Emmanuelle Devos: No. When I am in an environment of trust, I let my emotions flow without worry. I’ve never had difficulty saying “I love you”, for example. This comes to me from that childhood I was telling you about.

What moves you the most today?

Emmanuelle Devos: It’s funny that you ask me this question, because I find that as I get older tears easily come to my eye. It’s crazy, right? Or is it because with age we no longer have anything to prove? To answer you: it is when we are reunited as a family, the one I come from and the one I created. It is simply beautiful. My step mother [la femme de son père, ndlr] has a knack for bringing everyone together and making it go well.

And the news filled with tragic information, from refugees to wars, including global warming, animal suffering…?

Emmanuelle Devos: It doesn’t upset me at all, I’ve battened down the hatches on the news. Faced with the flow of information, I have become very pragmatic: first I think about what each piece of information teaches me, then I ask myself what I can do. If the answer is “nothing”, then what good is my emotion? But if I can, I act, looking for an association to support. I think that knowing how to really help those close to you is already a lot. For more distant causes, you have to accept your limits and make choices. For example, because the cause of the seas is important to me, I donate money to the Bloom association, which does awareness work. The waste saddens me, you know, like hotel soaps thrown away barely started… A woman had the idea of ​​recovering them to make bread and send them to countries in the world where they are in short supply. It’s called Unisoap France, and I recently became its sponsor. I can’t stand to hear someone complaining about the state of the world. “If you are in so much pain, do something. Go help these people. Or send money. Emotion becomes a trap when it exempts us from acting.
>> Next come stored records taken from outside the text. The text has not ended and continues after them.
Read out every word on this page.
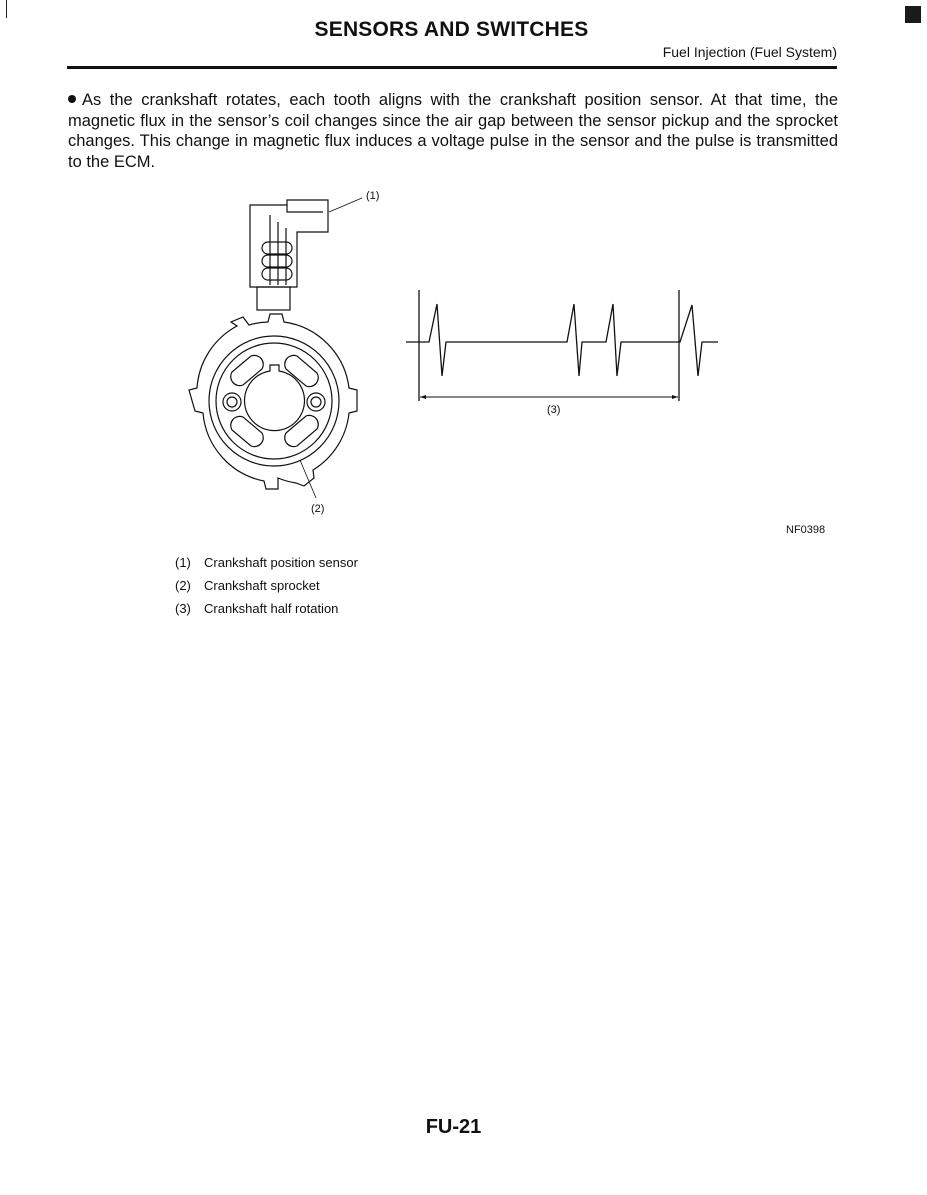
SENSORS AND SWITCHES
Fuel Injection (Fuel System)
As the crankshaft rotates, each tooth aligns with the crankshaft position sensor. At that time, the magnetic flux in the sensor’s coil changes since the air gap between the sensor pickup and the sprocket changes. This change in magnetic flux induces a voltage pulse in the sensor and the pulse is transmitted to the ECM.
(1)
(2)
(3)
NF0398
(1) Crankshaft position sensor
(2) Crankshaft sprocket
(3) Crankshaft half rotation
FU-21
What path would you still have to take on this emotional terrain, in your opinion?

Emmanuelle Devos: As an ex-great emotional, I am not far from having become an expert in the matter! [Rires] I believe I am stronger today than people who have not had to ask themselves questions about managing their emotions. Now I want to work on empathy. After learning not to let myself be carried away by the emotions of others, I would like to find more flexibility on this side of the heart, of generosity. Otherwise, I will become a terrible old lady! [Elle éclate de rire] Mom always told us: “Things don’t get done without us. I find great accuracy in the refusal of victimization. We neither seek nor deserve everything that happens to us, but what we do with it depends on our responsibility. Knowing how to question yourself is a key to avoiding regret and remorse. And that also goes for emotions: they can be managed. We are not corks floating on water.

His news

“Amin”, the loving lover

A construction site in the Paris region. Among the workers, Amin (Moustapha Mbengue), who left his wife and children in Senegal and to whom he sends his salary. A solitary, laborious, invisible life, like so many others. Until the day he meets Gabrielle (Emmanuelle Devos) who listens to him, watches him. And reciprocally. A film that draws its great sensitivity from its implacable realism and the accuracy of its actors.

amin by Philippe Faucon, in theaters October 3.